June 03, 2016

Have His Cake and Eat it too


Bridger's first birthday.

Spent in the hospital, getting a gastrointestinal tube (g-tube) placed in his stomach, which process begins with a nasal gastrointestinal tube (ng tube) placed for a couple weeks.  His "birthday cake" was some vanilla formula through the schnauzer enjoyed in a laundry basket I had brought from home and strapped him to with a Leckey vest to hold his body upright, since he could not yet sit, with the blankets holding up his head so he could enjoy a makeshift hospital ball pit.  Watch out, we know how party.




Bridger's third birthday.

Still 100% g-tube fed. We had been working with the feeding therapist for 9 months with the goal that Bridger would eat birthday cake on his birthday.  No frosting, no colors.  Just letting a crumb of plain yellow cake touch his tongue.

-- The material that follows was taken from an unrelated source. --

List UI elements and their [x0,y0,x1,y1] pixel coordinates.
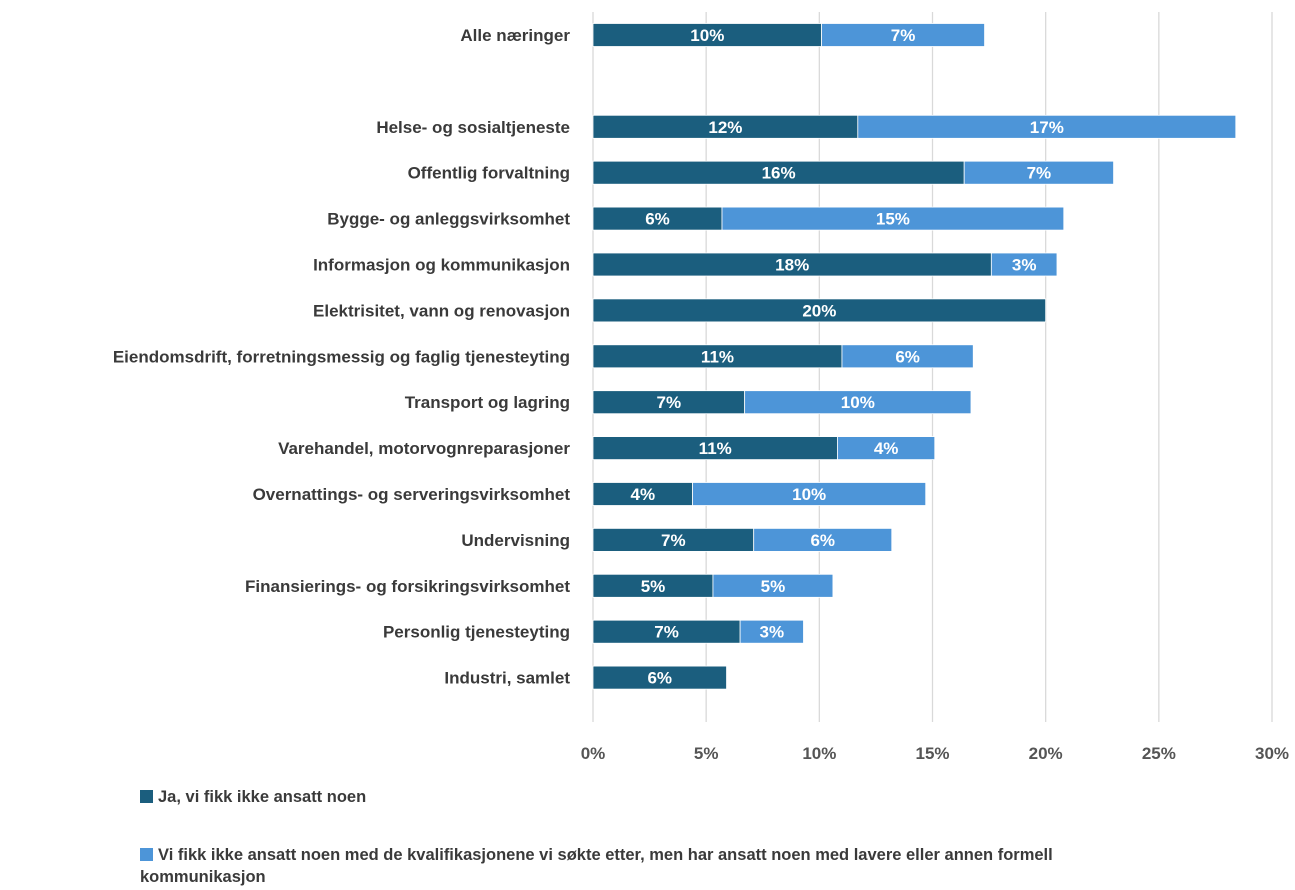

I can still feel the excitement bursting inside me in this picture taken on his birthday, when he finally tasted that celebratory crumb.  

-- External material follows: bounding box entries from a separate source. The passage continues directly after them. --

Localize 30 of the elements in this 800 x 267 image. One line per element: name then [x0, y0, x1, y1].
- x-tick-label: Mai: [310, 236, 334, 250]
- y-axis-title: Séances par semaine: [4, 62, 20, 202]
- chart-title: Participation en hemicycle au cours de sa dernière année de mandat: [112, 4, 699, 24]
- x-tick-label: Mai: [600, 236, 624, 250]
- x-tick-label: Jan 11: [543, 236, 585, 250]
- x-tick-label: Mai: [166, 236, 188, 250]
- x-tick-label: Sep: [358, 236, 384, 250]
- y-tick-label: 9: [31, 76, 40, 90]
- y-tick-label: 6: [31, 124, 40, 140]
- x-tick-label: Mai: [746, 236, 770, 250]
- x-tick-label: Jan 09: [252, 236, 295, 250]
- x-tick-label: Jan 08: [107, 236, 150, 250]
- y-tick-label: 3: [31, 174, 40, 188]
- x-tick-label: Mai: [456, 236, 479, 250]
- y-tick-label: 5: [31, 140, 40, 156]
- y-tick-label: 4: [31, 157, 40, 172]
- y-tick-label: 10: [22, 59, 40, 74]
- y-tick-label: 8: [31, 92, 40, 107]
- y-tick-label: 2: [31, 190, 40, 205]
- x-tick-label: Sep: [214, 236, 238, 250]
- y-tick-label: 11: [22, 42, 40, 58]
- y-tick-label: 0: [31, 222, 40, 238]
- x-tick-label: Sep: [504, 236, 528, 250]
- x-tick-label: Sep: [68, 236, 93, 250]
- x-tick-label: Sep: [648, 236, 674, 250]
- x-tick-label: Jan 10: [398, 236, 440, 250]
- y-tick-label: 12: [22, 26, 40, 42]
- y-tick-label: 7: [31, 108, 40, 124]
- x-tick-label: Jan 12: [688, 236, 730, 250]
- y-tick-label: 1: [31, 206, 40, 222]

Fast forward to a couple months ago.

Bridger's 9th birthday.  Still has the g-tube. Still will sometimes let a crumb of yellow cake touch his tongue.  And sometimes, he surprises us.  Like when I went to get the birthday candles and turned around to catch this.  His birthday excitement overpowered his sensory limitations.  This cake was supposed to be just a prop -- a cake for the rest of us just so he could have his candles that he likes to blow out, then cry when they are out, then relit, then blow, then cry, then relit . . . repeated 10 times.  {And, while we are talking about birthday routines, don't you dare try to sing happy birthday -- that will launch him into uncontrollable screaming and crying, no matter who's birthday. No singing here.  None.  Never.}  He had some plain vanilla ice cream ready in the wings for him - that he may eat . . . or may not.

Seeing this, our jaws dropped in astonishment and we laughed as we just let him go to town. 



By all means, he can have his cake and eat it too.